This time of year, thankfulness is top of mind, and we pay extra attention to ways in which we can express our gratitude.
For some, gratitude manifests as an external act like telling someone you are grateful for them or doing something kind for someone. For others, gratitude is a state of mind, an opportunity to reflect inwards on the positive aspects of your life whether through journaling, meditation, volunteering or even prayer. No matter how you practice gratitude, there are big benefits in doing so - physically and mentally!
Gratitude boosts the immune system. Stress, as you know, is awful for the immune system as it lowers the immune response making it more susceptible to bodily threats. However, by practicing gratitude you lower your stress level and increase your mental well-being which supports your immune system and ultimately helps your body ward off illness.
Gratitude improves mental health. Regularly practicing gratitude can help with anxiety and depression and studies show that gratitude is linked to mood (remember that gut-brain connection?).
Gratitude increases optimism.

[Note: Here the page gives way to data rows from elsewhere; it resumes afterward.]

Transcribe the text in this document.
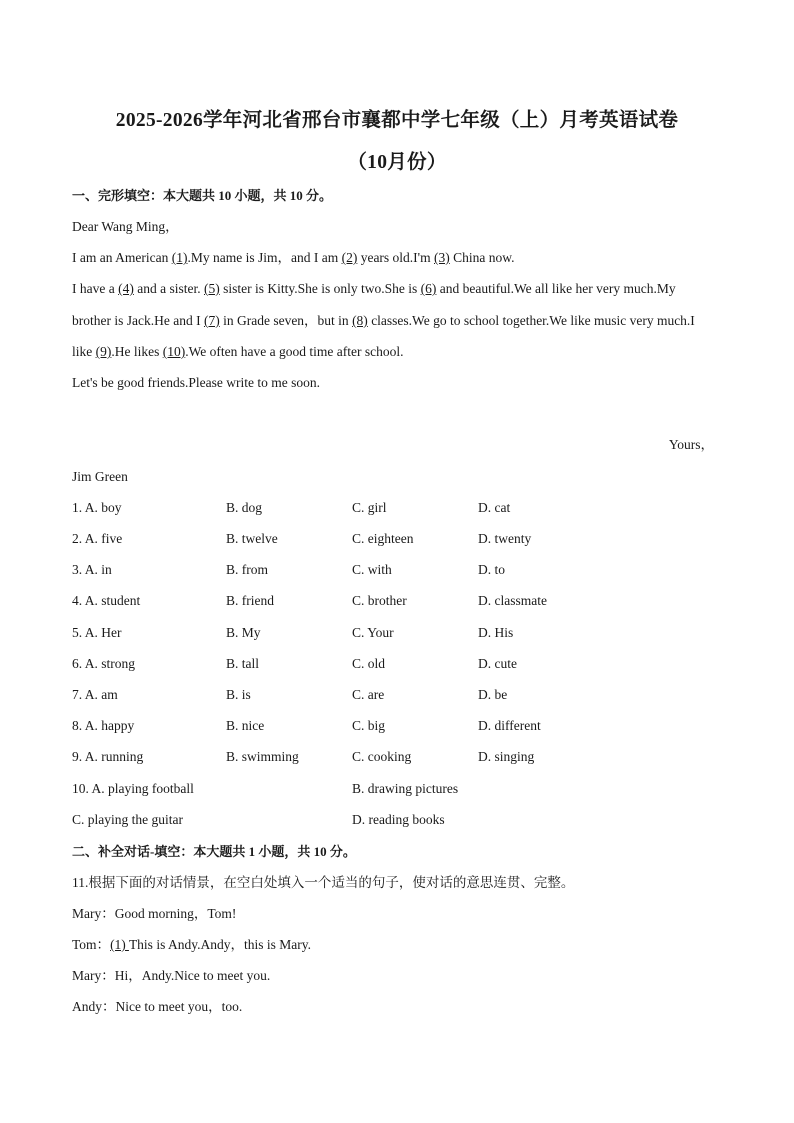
2025-2026学年河北省邢台市襄都中学七年级（上）月考英语试卷
（10月份）
一、完形填空：本大题共 10 小题，共 10 分。
Dear Wang Ming，
I am an American (1).My name is Jim，and I am (2) years old.I'm (3) China now.
I have a (4) and a sister. (5) sister is Kitty.She is only two.She is (6) and beautiful.We all like her very much.My
brother is Jack.He and I (7) in Grade seven，but in (8) classes.We go to school together.We like music very much.I
like (9).He likes (10).We often have a good time after school.
Let's be good friends.Please write to me soon.
Yours，
Jim Green
1. A. boy	B. dog	C. girl	D. cat
2. A. five	B. twelve	C. eighteen	D. twenty
3. A. in	B. from	C. with	D. to
4. A. student	B. friend	C. brother	D. classmate
5. A. Her	B. My	C. Your	D. His
6. A. strong	B. tall	C. old	D. cute
7. A. am	B. is	C. are	D. be
8. A. happy	B. nice	C. big	D. different
9. A. running	B. swimming	C. cooking	D. singing
10. A. playing football	B. drawing pictures
C. playing the guitar	D. reading books
二、补全对话-填空：本大题共 1 小题，共 10 分。
11.根据下面的对话情景，在空白处填入一个适当的句子，使对话的意思连贯、完整。
Mary：Good morning，Tom!
Tom：(1) This is Andy.Andy，this is Mary.
Mary：Hi，Andy.Nice to meet you.
Andy：Nice to meet you，too.
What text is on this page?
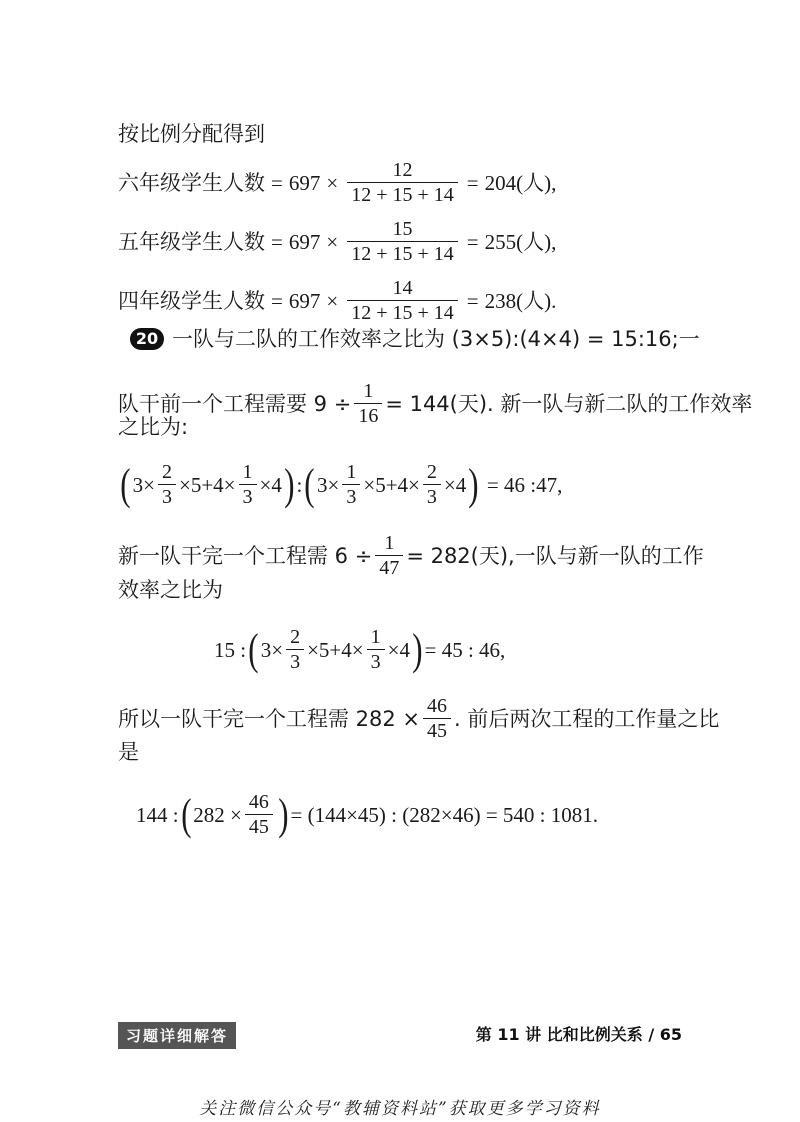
按比例分配得到
六年级学生人数 = $697 \times \frac{12}{12 + 15 + 14} = 204$(人),
五年级学生人数 = $697 \times \frac{15}{12 + 15 + 14} = 255$(人),
四年级学生人数 = $697 \times \frac{14}{12 + 15 + 14} = 238$(人).
20 一队与二队的工作效率之比为 (3×5):(4×4) = 15:16;一
队干前一个工程需要 $9 \div \frac{1}{16} = 144$(天). 新一队与新二队的工作效率
之比为:
( $3\times \frac{2}{3} \times 5+4\times \frac{1}{3} \times 4$ ) : ( $3\times \frac{1}{3} \times 5+4\times \frac{2}{3} \times 4$ ) = 46 :47,
新一队干完一个工程需 $6 \div \frac{1}{47} = 282$(天),一队与新一队的工作
效率之比为
15 : ( $3\times \frac{2}{3} \times 5+4\times \frac{1}{3} \times 4$ ) = 45 : 46,
所以一队干完一个工程需 $282 \times \frac{46}{45}$ . 前后两次工程的工作量之比
是
144 : ( $282 \times \frac{46}{45}$ ) = (144×45) : (282×46) = 540 : 1081.
习题详细解答	第 11 讲 比和比例关系 / 65
关注微信公众号“教辅资料站”获取更多学习资料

Being optimistic has many health benefits including healthy aging. In fact, studies show that a daily gratitude practice helps you feel more positive about your present life and future.
Gratitude improves relationships. When you are happy with yourself, you are a better friend and partner. Gratitude helps you form new relationships and strengthen those that exist.
Gratitude helps you sleep better. Studies show that more grateful people fall asleep more quickly, sleep longer and have better sleep quality. Those who don't get enough quality sleep are more prone to get sick after being exposed to a virus, such as the common cold. Good sleep is vital for your health.
Practicing gratitude may be more relevant during this season of giving, but at the end of the day it's good for you no matter what time of year. So, consider starting a daily gratitude practice today!